Determined to help, Asiimwe drove to a nearby police patrol vehicle parked beneath a flyover and informed an officer about the ongoing attack.

“I stopped and told the gentleman in charge that there was an issue and that they needed to rush there because there was mob violence taking place,” Asiimwe recalled.

“He simply told me, ‘Okay,’ went back, sat down, and continued on his TikTok.” The experience left him deeply frustrated.

“I was so annoyed because I had taken my time as a citizen to stop and report to the nearest police officers I could find. As much as the public needs to continue being sensitized, it is also important that we engage our men and women in uniform to take their responsibilities seriously.”

Asiimwe warned that repeated experiences of institutional indifference can discourage citizens from reporting future incidents.

“If it happened again, I would hesitate to even report because I would not be sure whether any action would be taken. That is how trust and confidence are lost.”

His experience illustrates a vicious cycle. When authorities fail to respond, public confidence declines. As confidence declines, people become more willing to tolerate or participate in mob violence.

Muhwezi also traced mob violence to Uganda’s history. He said many communities traditionally relied on local leaders and elders to administer immediate punishment to wrongdoers.

While modern courts eventually replaced those systems, the culture of instant retribution never entirely disappeared.

“Some communities believed in practicing corrective punitive measures where leaders would punish wrongdoers on the spot to send a message to others,” he said.

“When the colonial government introduced modern courts, many communities did not fully understand or trust the process. Up to today, some people still struggle to understand what it means for a suspect to be innocent until proven guilty.”

Years of political instability and armed conflict further strengthened tendencies toward self-help justice and vigilante action in some parts of the country.

For both lawyers and law enforcement officers, the lesson from Sydney Gongodyo’s death is that mob violence is no longer a problem affecting only suspected criminals.

It has become a threat to every citizen. The victim could be a lawyer who picked up the wrong phone, a student caught in a misunderstanding, a driver involved in a minor accident, or a national athlete accused of an offence he never committed.

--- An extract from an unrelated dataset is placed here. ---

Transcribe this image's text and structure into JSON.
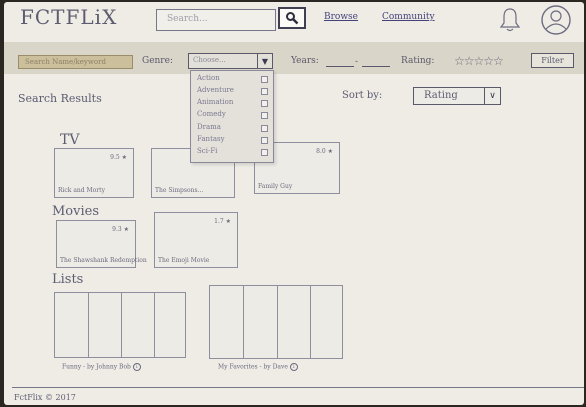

As Buluma observed, the tragedy is not simply that individuals are being killed. It is that society increasingly appears willing to stand aside and watch.

Breaking that cycle will require more than arrests after the fact. It will require faster justice, more responsive policing, stronger public trust in institutions, and a renewed commitment to the constitutional principle that every person deserves a fair hearing.

Until then, Uganda risks remaining a society where crowds act as judges and executioners while everyone else watches.